Selon Bouffard (1997), la première grande vague de recherches sur le bonheur date des années 60. Plusieurs auteurs importants ont marqué cette époque, notamment en raison de leurs travaux très souvent liés à la construction d’échelles psychométriques : Bradburn (1969) ; Cantril (1965) ; Wilson (1967) ; Neugarten, Havighurst et Tobin (1961). La deuxième vague — celles des années 70 — regroupe les travaux d’Andrews et Withey (1976), de Campbell, Converse et Rodgers (1976), l’échelle du moral (Philadelphia Geriatric Center Morale Scale, Lawton, 1975), Csikszentmihalyi et Csikszentmihalyi (1975) sur « l’expérience optimale » ainsi que la première version du programme d’intervention de Fordyce (1977). La synthèse de Larson (1978) clôt cette période en démontrant que les facteurs objectifs comptent pour assez peu en matière de bonheur.

Avec les années 80 commence l’ère faste de la recherche sur le bonheur. Veenhoven (1984) rapporte les résultats de 121 enquêtes effectuées dans 32 pays, tandis que l’article si souvent cité de Diener (1984) fait état des corrélats du bien-être psychologique et des progrès théoriques réalisés, notamment par la création de l’échelle de satisfaction de vivre (Satisfaction with Life Scale, SLS de Diener, Emmons, Larsen & Griffin, 1985)

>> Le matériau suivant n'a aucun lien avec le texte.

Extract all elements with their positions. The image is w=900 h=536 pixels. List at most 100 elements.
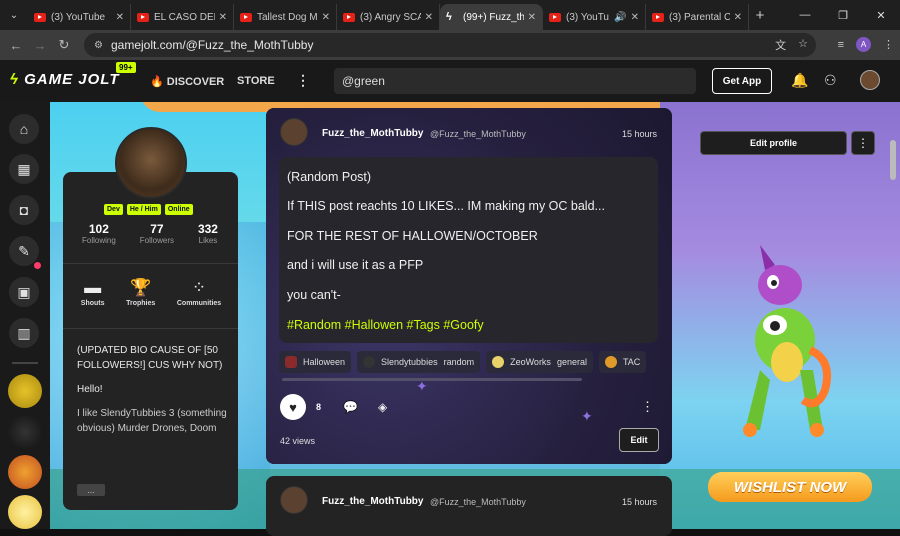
- profile-divider: [63, 328, 238, 329]
- library-icon[interactable]: ▥: [9, 318, 39, 348]
- youtube-icon: [240, 12, 252, 22]
- profile-avatar[interactable]: [115, 127, 187, 199]
- close-tab-icon[interactable]: ✕: [116, 12, 124, 23]
- community-chip[interactable]: Halloween: [279, 351, 352, 373]
- sparkle-icon: ✦: [581, 408, 593, 424]
- edit-post-button[interactable]: Edit: [619, 428, 659, 452]
- halloween-icon: [285, 356, 297, 368]
- site-info-icon[interactable]: ⚙: [94, 40, 103, 51]
- close-tab-icon[interactable]: ✕: [425, 12, 433, 23]
- forward-icon[interactable]: →: [28, 38, 52, 53]
- url-text: gamejolt.com/@Fuzz_the_MothTubby: [110, 38, 314, 52]
- gamejolt-bolt-icon: ϟ: [446, 11, 452, 23]
- browser-tab[interactable]: (3) YouTube ✕: [28, 4, 131, 30]
- post-body: [279, 157, 658, 343]
- communities-icon: ⁘: [191, 278, 207, 297]
- account-avatar[interactable]: A: [856, 37, 871, 52]
- translate-icon[interactable]: 文: [775, 37, 786, 53]
- profile-divider: [63, 263, 238, 264]
- post-timestamp[interactable]: 15 hours: [622, 129, 657, 139]
- store-icon[interactable]: ▦: [9, 154, 39, 184]
- communities-link[interactable]: ⁘ Communities: [177, 278, 221, 307]
- community-avatar[interactable]: [8, 415, 42, 449]
- sticker-icon[interactable]: ◈: [378, 400, 387, 414]
- browser-tab[interactable]: (3) YouTu 🔊 ✕: [543, 4, 646, 30]
- close-tab-icon[interactable]: ✕: [631, 12, 639, 23]
- browser-menu-icon[interactable]: ⋮: [883, 38, 894, 51]
- comment-icon[interactable]: 💬: [343, 400, 358, 414]
- post-author-avatar[interactable]: [280, 486, 308, 514]
- post-more-options-icon[interactable]: ⋮: [641, 399, 654, 415]
- community-chip[interactable]: ZeoWorks general: [486, 351, 593, 373]
- post-author-handle[interactable]: @Fuzz_the_MothTubby: [430, 497, 526, 507]
- site-logo[interactable]: ϟ GAME JOLT: [10, 71, 120, 88]
- like-heart-icon[interactable]: ♥: [280, 394, 306, 420]
- page-scrollbar[interactable]: [890, 140, 896, 180]
- trophies-link[interactable]: 🏆 Trophies: [126, 278, 155, 307]
- likes-stat[interactable]: 332 Likes: [198, 222, 218, 245]
- reload-icon[interactable]: ↻: [52, 37, 76, 53]
- show-more-bio-button[interactable]: ...: [77, 484, 105, 496]
- site-search-input[interactable]: @green: [334, 68, 696, 94]
- left-sidebar: ⌂ ▦ ◘ ✎ ▣ ▥: [0, 102, 50, 529]
- back-icon[interactable]: ←: [4, 38, 28, 53]
- browser-tab[interactable]: (3) Parental C ✕: [646, 4, 749, 30]
- zeoworks-icon: [492, 356, 505, 368]
- close-tab-icon[interactable]: ✕: [528, 12, 536, 23]
- maximize-icon[interactable]: ❐: [824, 9, 862, 22]
- browser-tab[interactable]: (3) Angry SCA ✕: [337, 4, 440, 30]
- youtube-icon: [549, 12, 561, 22]
- bell-icon[interactable]: 🔔: [791, 72, 808, 89]
- youtube-icon: [34, 12, 46, 22]
- community-avatar[interactable]: [8, 495, 42, 529]
- post-author-avatar[interactable]: [280, 118, 308, 146]
- more-nav-icon[interactable]: ⋮: [296, 72, 310, 89]
- dev-tag: Dev: [104, 204, 123, 215]
- close-tab-icon[interactable]: ✕: [322, 12, 330, 23]
- nav-discover[interactable]: 🔥 DISCOVER: [150, 75, 224, 88]
- close-window-icon[interactable]: ✕: [862, 9, 900, 22]
- community-chip[interactable]: Slendytubbies random: [357, 351, 481, 373]
- post-timestamp[interactable]: 15 hours: [622, 497, 657, 507]
- youtube-icon: [137, 12, 149, 22]
- wishlist-now-button[interactable]: WISHLIST NOW: [708, 472, 872, 502]
- media-controls-icon[interactable]: ≡: [838, 39, 844, 51]
- edit-profile-button[interactable]: Edit profile: [700, 131, 847, 155]
- online-tag: Online: [164, 204, 193, 215]
- post-author-name[interactable]: Fuzz_the_MothTubby: [322, 128, 423, 139]
- community-avatar[interactable]: [8, 374, 42, 408]
- notification-badge: 99+: [116, 62, 136, 73]
- get-app-button[interactable]: Get App: [712, 68, 772, 94]
- new-tab-button[interactable]: +: [749, 7, 771, 24]
- followers-stat[interactable]: 77 Followers: [140, 222, 174, 245]
- browser-tab-active[interactable]: ϟ(99+) Fuzz_the✕: [440, 4, 543, 30]
- post-hashtags[interactable]: #Random #Hallowen #Tags #Goofy: [287, 318, 484, 332]
- backpack-icon[interactable]: ◘: [9, 195, 39, 225]
- quest-notification-dot: [34, 262, 41, 269]
- tab-search-chevron-icon[interactable]: ⌄: [0, 0, 28, 30]
- nav-store[interactable]: STORE: [237, 75, 275, 87]
- close-tab-icon[interactable]: ✕: [734, 12, 742, 23]
- minimize-icon[interactable]: —: [786, 9, 824, 21]
- close-tab-icon[interactable]: ✕: [219, 12, 227, 23]
- home-icon[interactable]: ⌂: [9, 114, 39, 144]
- post-actions: ♥ 8 💬 ◈: [280, 394, 387, 420]
- browser-tab[interactable]: EL CASO DEL ✕: [131, 4, 234, 30]
- shouts-link[interactable]: ▬ Shouts: [81, 278, 105, 307]
- chips-scrollbar[interactable]: [282, 378, 582, 381]
- following-stat[interactable]: 102 Following: [82, 222, 116, 245]
- friends-icon[interactable]: ⚇: [824, 72, 837, 89]
- youtube-icon: [343, 12, 355, 22]
- browser-tab[interactable]: Tallest Dog M ✕: [234, 4, 337, 30]
- post-author-handle[interactable]: @Fuzz_the_MothTubby: [430, 129, 526, 139]
- profile-more-options-icon[interactable]: ⋮: [851, 131, 875, 155]
- post-author-name[interactable]: Fuzz_the_MothTubby: [322, 496, 423, 507]
- address-bar[interactable]: ⚙ gamejolt.com/@Fuzz_the_MothTubby 文 ☆: [84, 33, 816, 57]
- user-avatar[interactable]: [860, 70, 880, 90]
- community-chip[interactable]: TAC: [598, 351, 647, 373]
- taco-icon: [604, 356, 617, 368]
- community-avatar[interactable]: [8, 455, 42, 489]
- chat-icon[interactable]: ▣: [9, 277, 39, 307]
- bookmark-star-icon[interactable]: ☆: [798, 37, 808, 53]
- quests-icon[interactable]: ✎: [9, 236, 39, 266]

A notre connaissance, avant que Bouffard (1997) ne coordonne un premier numéro spécial dans la Revue canadienne de psychologie, il n’existait pas de revue scientifique en langue française ayant consacré un volume à cette question. Vingt ans plus tard, Bouffard (2017) constate que l’importance de la qualité des relations interpersonnelles, en tant que composante essentielle du bien-être psychologique est de plus en plus clairement mise en évidence dans de nombreux travaux. Dans sa revue de littérature, il présente l’actualité de la recherche concernant certaines émotions sociales (amour, empathie, compassion et sourire) qui facilitent la vie en société (Veenhoven, 1997, 2007) tout comme elles ont favorisé la survie de l’humanité au cours de son évolution. Bouffard y évoque notamment la nouvelle conception de l’amour que propose Fredrickson (2013) — « amour 2.0 » que nous suggérons de traduire par « amour bienveillant »— est une émotion momentanée, renouvelable et non exclusive qui ne se limite ni au lien spécial avec son conjoint, ni au désir sexuel, ni à l’engagement permanent : « L’amour est ce "micro moment" de chaleur, de connexion qu’on partage avec un autre être vivant » (Fredrickson, 2013, p. 10, traduction personnelle). Une « émotion suprême », ajoute-t-elle, parce que toutes les émotions positives se transforment en un amour bienveillant quand elles sont ressenties en connexion avec quelqu’un. Plus spécifiquement, Fredrickson précise que l’amour bienveillant « consiste en l’arrivée momentanée de trois événements interreliés : le premier, le partage d’une ou plusieurs émotions positives entre vous et quelqu’un d’autre ; le second, une synchronisation de la biochimie et des comportements entre vous et l’autre personne ; le troisième, la motivation en chacun pour investir dans le bien-être de l’autre qui fait naître une sollicitude mutuelle » (p. 17, traduction personnelle). En bref, il y a « résonnance positive » entre deux personnes, ce qui implique partage d’émotions, synchronisation biocomportementale et bienveillance mutuelle. Cet amour est le produit de l’évolution humaine puisque nos lointains ancêtres ont créé des liens forts qui leur ont permis de survivre et de se reproduire (Wilson & Wilson, 2007).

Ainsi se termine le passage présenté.